Le réseau d’alumni du MIT ressemble à un « Who’s Who » de la cryptosphère : Matt Huang, fondateur de Paradigm ; Michael Saylor, fondateur de MicroStrategy ; Uri Kolodny, cofondateur de StarkWare ; Charlie Lee, créateur du Litecoin ; et SBF, fondateur de FTX, sont tous issus du MIT.
L’UCB (Université de Californie à Berkeley) brille particulièrement dans l’entrepreneuriat et l’incubation.
En janvier 2019, Berkeley a lancé l’accélérateur Berkeley Blockchain Xcelerator, copiloté par la Haas School of Business, l’ingénierie SCET et Berkeley Blockchain, incubant chaque année une série de jeunes projets cryptographiques, avec à ce jour plus d’une centaine d’entreprises accompagnées. Le professeur Song Xiaodong a lui-même fondé Oasis Network, une blockchain axée sur la confidentialité. D’autres projets UCB notables incluent Galxe, Osmosis, Sei Network, Opyn, Ampleforth et Kadena.
Le clan Princeton exerce une influence majeure dans le domaine de l’investissement.
En 2022, quatre anciens diplômés de la promotion 1987 — Joseph Lubin, cofondateur d’Ethereum ; Daniel Morehead, fondateur de Pantera Capital ; Michael Novogratz, fondateur de Galaxy Digital ; et Peter Briger, de Fortress Investment Group — ont conjointement fait un don de 20 millions de dollars à leur alma mater pour lancer un programme de recherche sur la blockchain.
À noter que Morehead a fondé Pantera avec le soutien initial de Briger et Novogratz, et Pantera est aujourd’hui l’un des meilleurs fonds cryptographiques, gérant plus de 5 milliards de dollars d’actifs.
Dans un secteur qui prône « Ne faites pas confiance, vérifiez », la confiance entre individus reste précieuse.

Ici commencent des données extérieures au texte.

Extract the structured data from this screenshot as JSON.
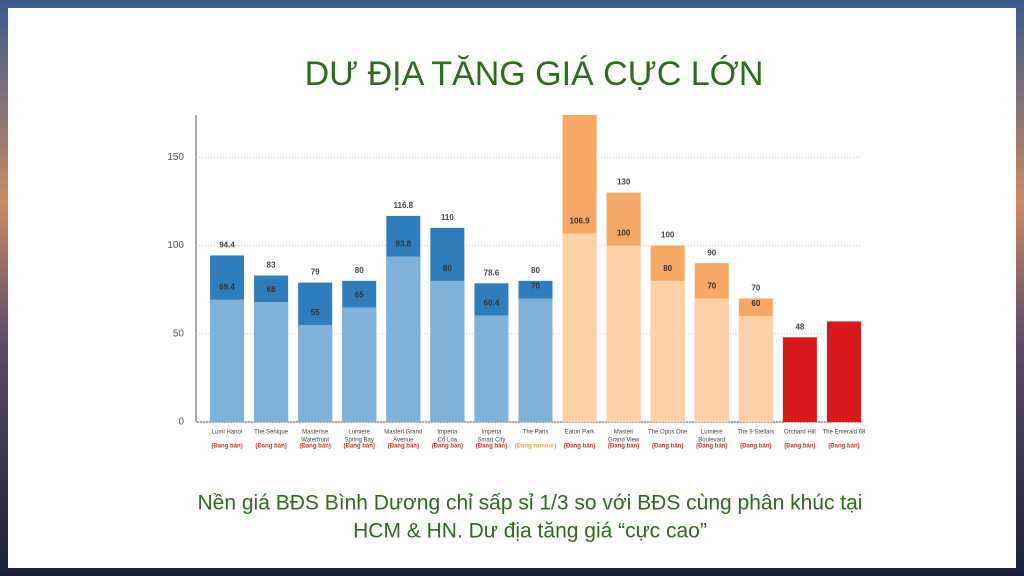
{
  "chart_data": {
    "type": "bar",
    "title": "DƯ ĐỊA TĂNG GIÁ CỰC LỚN",
    "caption": [
      "Nền giá BĐS Bình Dương chỉ sấp sỉ 1/3 so với BĐS cùng phân khúc tại",
      "HCM & HN. Dư địa tăng giá “cực cao”"
    ],
    "categories": [
      [
        "Lumi Hanoi"
      ],
      [
        "The Senique"
      ],
      [
        "Masterise",
        "Waterfront"
      ],
      [
        "Lumiere",
        "Spring Bay"
      ],
      [
        "Masteri Grand",
        "Avenue"
      ],
      [
        "Imperia",
        "Cổ Loa"
      ],
      [
        "Imperia",
        "Smart City"
      ],
      [
        "The Paris"
      ],
      [
        "Eaton Park"
      ],
      [
        "Masteri",
        "Grand View"
      ],
      [
        "The Opus One"
      ],
      [
        "Lumiere",
        "Boulevard"
      ],
      [
        "The 9 Stellars"
      ],
      [
        "Orchard Hill"
      ],
      [
        "The Emerald 68"
      ]
    ],
    "status": [
      "(Đang bán)",
      "(Đang bán)",
      "(Đang bán)",
      "(Đang bán)",
      "(Đang bán)",
      "(Đang bán)",
      "(Đang bán)",
      "(Đang rumour)",
      "(Đang bán)",
      "(Đang bán)",
      "(Đang bán)",
      "(Đang bán)",
      "(Đang bán)",
      "(Đang bán)",
      "(Đang bán)"
    ],
    "status_colors": [
      "#d0312d",
      "#d0312d",
      "#d0312d",
      "#d0312d",
      "#d0312d",
      "#d0312d",
      "#d0312d",
      "#f0a050",
      "#d0312d",
      "#d0312d",
      "#d0312d",
      "#d0312d",
      "#d0312d",
      "#d0312d",
      "#d0312d"
    ],
    "series": [
      {
        "values": [
          94.4,
          83,
          79,
          80,
          116.8,
          110,
          78.6,
          80,
          174,
          130,
          100,
          90,
          70,
          48,
          57
        ],
        "value_labels": [
          "94.4",
          "83",
          "79",
          "80",
          "116.8",
          "110",
          "78.6",
          "80",
          null,
          "130",
          "100",
          "90",
          "70",
          "48",
          null
        ],
        "colors": [
          "#2f7dbb",
          "#2f7dbb",
          "#2f7dbb",
          "#2f7dbb",
          "#2f7dbb",
          "#2f7dbb",
          "#2f7dbb",
          "#2f7dbb",
          "#f7a864",
          "#f7a864",
          "#f7a864",
          "#f7a864",
          "#f7a864",
          "#d7191e",
          "#d7191e"
        ]
      },
      {
        "values": [
          69.4,
          68,
          55,
          65,
          93.8,
          80,
          60.4,
          70,
          106.9,
          100,
          80,
          70,
          60,
          null,
          null
        ],
        "colors": [
          "#80b1d8",
          "#80b1d8",
          "#80b1d8",
          "#80b1d8",
          "#80b1d8",
          "#80b1d8",
          "#80b1d8",
          "#80b1d8",
          "#fdd1a7",
          "#fdd1a7",
          "#fdd1a7",
          "#fdd1a7",
          "#fdd1a7",
          "#fdd1a7",
          "#fdd1a7"
        ]
      }
    ],
    "ylim": [
      0,
      174
    ],
    "yticks": [
      0,
      50,
      100,
      150
    ],
    "grid": true
  }
}
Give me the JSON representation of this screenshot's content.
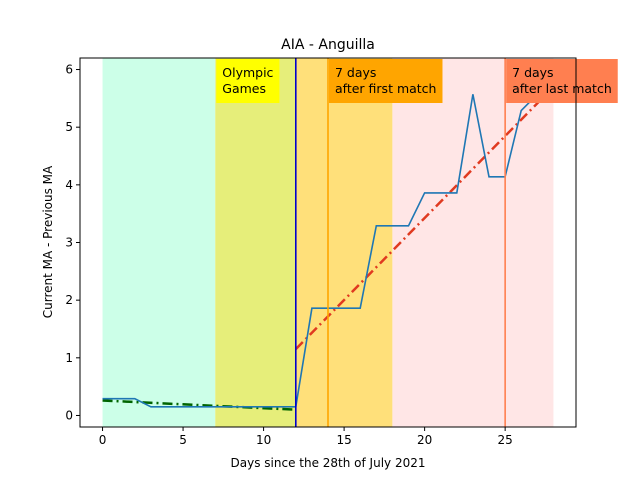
{
  "chart_data": {
    "type": "line",
    "title": "AIA - Anguilla",
    "xlabel": "Days since the 28th of July 2021",
    "ylabel": "Current MA - Previous MA",
    "xlim": [
      -1.4,
      29.4
    ],
    "ylim": [
      -0.2,
      6.2
    ],
    "xticks": [
      0,
      5,
      10,
      15,
      20,
      25
    ],
    "yticks": [
      0,
      1,
      2,
      3,
      4,
      5,
      6
    ],
    "grid": false,
    "series": [
      {
        "values_x": [
          0,
          1,
          2,
          3,
          4,
          5,
          6,
          7,
          8,
          9,
          10,
          11,
          12,
          13,
          14,
          15,
          16,
          17,
          18,
          19,
          20,
          21,
          22,
          23,
          24,
          25,
          26,
          27,
          28
        ],
        "values_y": [
          0.29,
          0.29,
          0.29,
          0.15,
          0.15,
          0.15,
          0.15,
          0.15,
          0.15,
          0.15,
          0.15,
          0.15,
          0.15,
          1.86,
          1.86,
          1.86,
          1.86,
          3.29,
          3.29,
          3.29,
          3.86,
          3.86,
          3.86,
          5.57,
          4.14,
          4.14,
          5.29,
          5.57,
          5.57
        ],
        "color": "#1f77b4"
      }
    ],
    "trendlines": [
      {
        "x": [
          0,
          12
        ],
        "y": [
          0.26,
          0.1
        ],
        "color": "#006400"
      },
      {
        "x": [
          12,
          28
        ],
        "y": [
          1.15,
          5.7
        ],
        "color": "#e03a20"
      }
    ],
    "regions": [
      {
        "x": [
          0,
          7
        ],
        "color": "#ccffe8"
      },
      {
        "x": [
          7,
          12
        ],
        "color": "#e6ee7a"
      },
      {
        "x": [
          12,
          18
        ],
        "color": "#ffe07a"
      },
      {
        "x": [
          18,
          28
        ],
        "color": "#ffe6e6"
      }
    ],
    "vlines": [
      {
        "x": 12,
        "color": "#0000cc"
      },
      {
        "x": 14,
        "color": "#ffa500"
      },
      {
        "x": 25,
        "color": "#ff7f50"
      }
    ],
    "annotations": [
      {
        "x": 7,
        "text_lines": [
          "Olympic",
          "Games"
        ],
        "bg": "#ffff00"
      },
      {
        "x": 14,
        "text_lines": [
          "7 days",
          "after first match"
        ],
        "bg": "#ffa500"
      },
      {
        "x": 25,
        "text_lines": [
          "7 days",
          "after last match"
        ],
        "bg": "#ff7f50"
      }
    ]
  }
}
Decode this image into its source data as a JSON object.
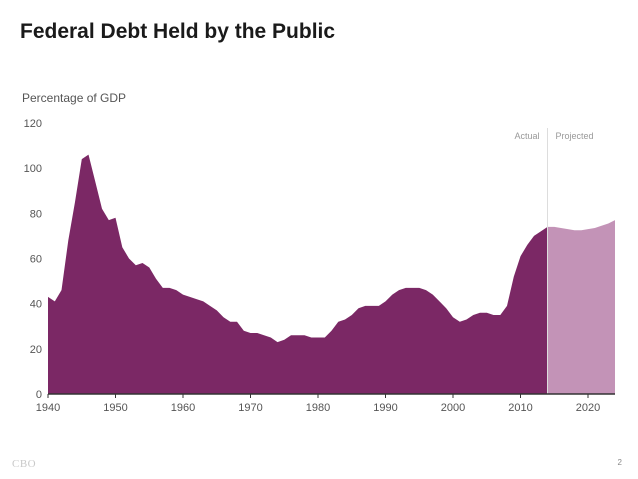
{
  "slide": {
    "title": "Federal Debt Held by the Public",
    "footer_logo": "CBO",
    "page_number": "2"
  },
  "chart_data": {
    "type": "area",
    "title": "Federal Debt Held by the Public",
    "ylabel": "Percentage of GDP",
    "xlabel": "",
    "xlim": [
      1940,
      2024
    ],
    "ylim": [
      0,
      120
    ],
    "x_ticks": [
      1940,
      1950,
      1960,
      1970,
      1980,
      1990,
      2000,
      2010,
      2020
    ],
    "y_ticks": [
      0,
      20,
      40,
      60,
      80,
      100,
      120
    ],
    "grid": false,
    "divider_year": 2014,
    "colors": {
      "actual": "#7b2865",
      "projected": "#c393b7",
      "axis": "#333333",
      "label": "#555555"
    },
    "series": [
      {
        "name": "Actual",
        "x": [
          1940,
          1941,
          1942,
          1943,
          1944,
          1945,
          1946,
          1947,
          1948,
          1949,
          1950,
          1951,
          1952,
          1953,
          1954,
          1955,
          1956,
          1957,
          1958,
          1959,
          1960,
          1961,
          1962,
          1963,
          1964,
          1965,
          1966,
          1967,
          1968,
          1969,
          1970,
          1971,
          1972,
          1973,
          1974,
          1975,
          1976,
          1977,
          1978,
          1979,
          1980,
          1981,
          1982,
          1983,
          1984,
          1985,
          1986,
          1987,
          1988,
          1989,
          1990,
          1991,
          1992,
          1993,
          1994,
          1995,
          1996,
          1997,
          1998,
          1999,
          2000,
          2001,
          2002,
          2003,
          2004,
          2005,
          2006,
          2007,
          2008,
          2009,
          2010,
          2011,
          2012,
          2013,
          2014
        ],
        "values": [
          43,
          41,
          46,
          68,
          85,
          104,
          106,
          94,
          82,
          77,
          78,
          65,
          60,
          57,
          58,
          56,
          51,
          47,
          47,
          46,
          44,
          43,
          42,
          41,
          39,
          37,
          34,
          32,
          32,
          28,
          27,
          27,
          26,
          25,
          23,
          24,
          26,
          26,
          26,
          25,
          25,
          25,
          28,
          32,
          33,
          35,
          38,
          39,
          39,
          39,
          41,
          44,
          46,
          47,
          47,
          47,
          46,
          44,
          41,
          38,
          34,
          32,
          33,
          35,
          36,
          36,
          35,
          35,
          39,
          52,
          61,
          66,
          70,
          72,
          74
        ]
      },
      {
        "name": "Projected",
        "x": [
          2014,
          2015,
          2016,
          2017,
          2018,
          2019,
          2020,
          2021,
          2022,
          2023,
          2024
        ],
        "values": [
          74,
          74,
          73.5,
          73,
          72.5,
          72.5,
          73,
          73.5,
          74.5,
          75.5,
          77
        ]
      }
    ]
  }
}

Les relations d’alumni constituent justement ce lien naturel de confiance : les fondateurs préfèrent embaucher des camarades d’université, les investisseurs privilégient les projets d’anciens élèves, créant ainsi des barrières invisibles de « culture de clan ».
Après avoir fondé Huobi, Li Lin a recruté ses camarades Lan Jianzhong et Zhu Jiawei ; plus de la moitié de la direction était composée d’anciens de Tsinghua, dont l’ancien PDG Qiye et la directrice financière Zhang Li. Wu Jihan, chez Bitmain, s’appuie également fortement sur ses camarades de l’université de Pékin.
Aujourd’hui, les cours de blockchain sont devenus standard dans les universités, et les clubs étudiants blockchain ainsi que les réseaux d’alumni tissent des réseaux invisibles reliant talents et capitaux.
Les conférences CBR de Stanford, l’Xcelerator de Berkeley, les hackathons DCI du MIT alimentent continuellement la cryptosphère en nouveaux talents.
Les universités ne sont plus seulement les « premiers investisseurs » du secteur, elles sont devenues les « écoles martiales » de la cryptosphère.